Each month, the Hillsdale County Republican Women host a luncheon with an accompanying political lecture. President Lucille VanAken said learning about this month’s topic, libertarianism, was valuable.
“It’s important to understand libertarianism to understand republicanism,” she said.
Steele explained that libertarianism is not a party, but a set of principles.
He said it is not an all-encompassing ethical system and deals only with interpersonal relations and the use of force.
“Who owns you?” he asked guests.
One responded that God does and another — Hillsdale County Commissioner Ruth Brown — said “my constituents.”
Steele explained that the libertarian answer is “no one,” “I do,” or “God does,” and defined libertarianism as a political philosophy that holds individual liberty as the highest political value.
“Liberty,” he said, “is the freedom from coercion.”
Steele said libertarians uphold the individual rights of self-ownership, freedom of thought and action, and ownership of the fruits of one’s labor.
These values are paralleled by the rights to life, liberty, and the pursuit of happiness upheld by the Declaration of Independence, he said.
He described force as restricting freedom of action, and said that it is only justified when a person’s actions go beyond what is proper, violating someone else’s rights. Therefore, the government’s proper role is to protect citizens’ rights and property.
“Libertarians see the state as the means and individuals as ends,” he said.
After explaining the foundations of libertarianism, Steele explained libertarian views on current issues, including the economy and drugs.
He said libertarians believe all transactions should be conducted on the free market, absent of government interference.
“People should be free to choose and innovate,” he said.
Steele said the government should not supply infrastructure or schools, as they can be better provided by private firms. To those who could not afford an education, the government could give vouchers to cover private-school tuition.

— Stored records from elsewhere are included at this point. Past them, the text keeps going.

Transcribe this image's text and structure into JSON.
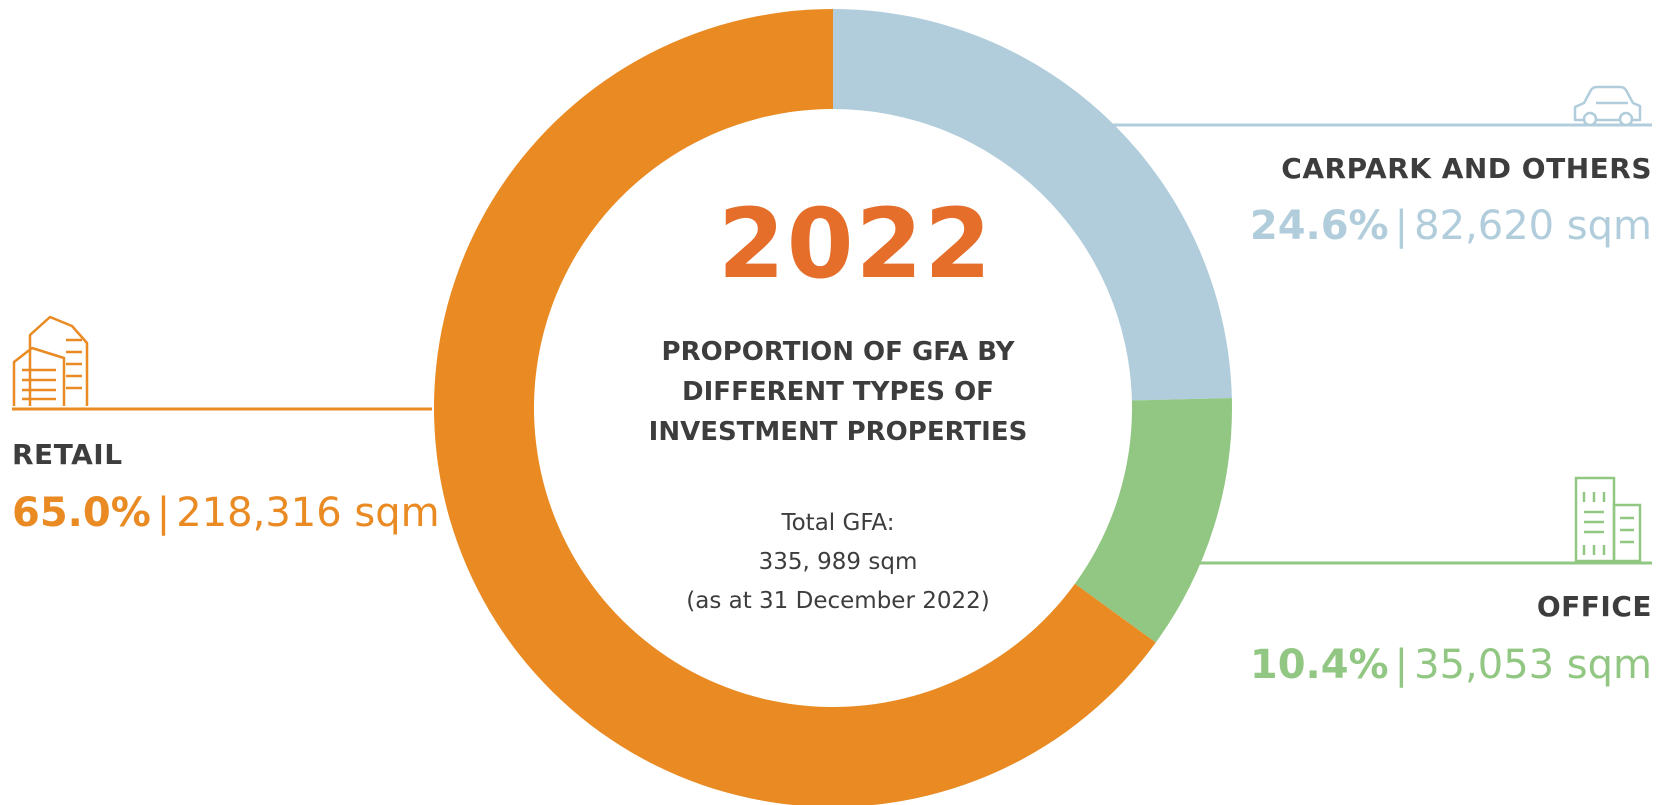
{
  "colors": {
    "retail": "#E98A23",
    "carpark": "#B1CDDC",
    "office": "#92C783",
    "year": "#E46E2A",
    "text_dark": "#3d3d3d"
  },
  "center": {
    "year": "2022",
    "title_lines": [
      "PROPORTION OF GFA BY",
      "DIFFERENT  TYPES OF",
      "INVESTMENT PROPERTIES"
    ],
    "total_lines": [
      "Total GFA:",
      "335, 989 sqm",
      "(as at 31 December 2022)"
    ]
  },
  "labels": {
    "retail": {
      "title": "RETAIL",
      "pct": "65.0%",
      "sep": "|",
      "area": "218,316 sqm",
      "icon": "retail-buildings-icon"
    },
    "carpark": {
      "title": "CARPARK AND OTHERS",
      "pct": "24.6%",
      "sep": "|",
      "area": "82,620 sqm",
      "icon": "car-icon"
    },
    "office": {
      "title": "OFFICE",
      "pct": "10.4%",
      "sep": "|",
      "area": "35,053 sqm",
      "icon": "office-building-icon"
    }
  },
  "chart_data": {
    "type": "pie",
    "title": "PROPORTION OF GFA BY DIFFERENT  TYPES OF INVESTMENT PROPERTIES",
    "categories": [
      "CARPARK AND OTHERS",
      "OFFICE",
      "RETAIL"
    ],
    "values": [
      24.6,
      10.4,
      65.0
    ],
    "areas_sqm": [
      82620,
      35053,
      218316
    ],
    "colors": [
      "#B1CDDC",
      "#92C783",
      "#E98A23"
    ],
    "start": "top, clockwise",
    "donut": true
  }
}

To conclude, Steele said he believes libertarianism can best sustain civilization as it advances. He explained that if, for the next 100 years the world GDP grows at 2% annually — a modest estimate — people will be, on average, six times wealthier in the next century than they are today.
“People and governments will have power, and if we can’t learn to respect each other’s rights, we will tear each other apart,” he said.
With the presidential elections approaching, Hillsdale County Republican Women Vice President Connie Gale said upcoming luncheon speakers will focus on the candidates.
“The luncheons are educational,” Gale said. “They help make us better decision-makers.”
VanAken agreed that the luncheons are particularly important during an election year.
“They help us to be informed and know what we’re voting for,” she said.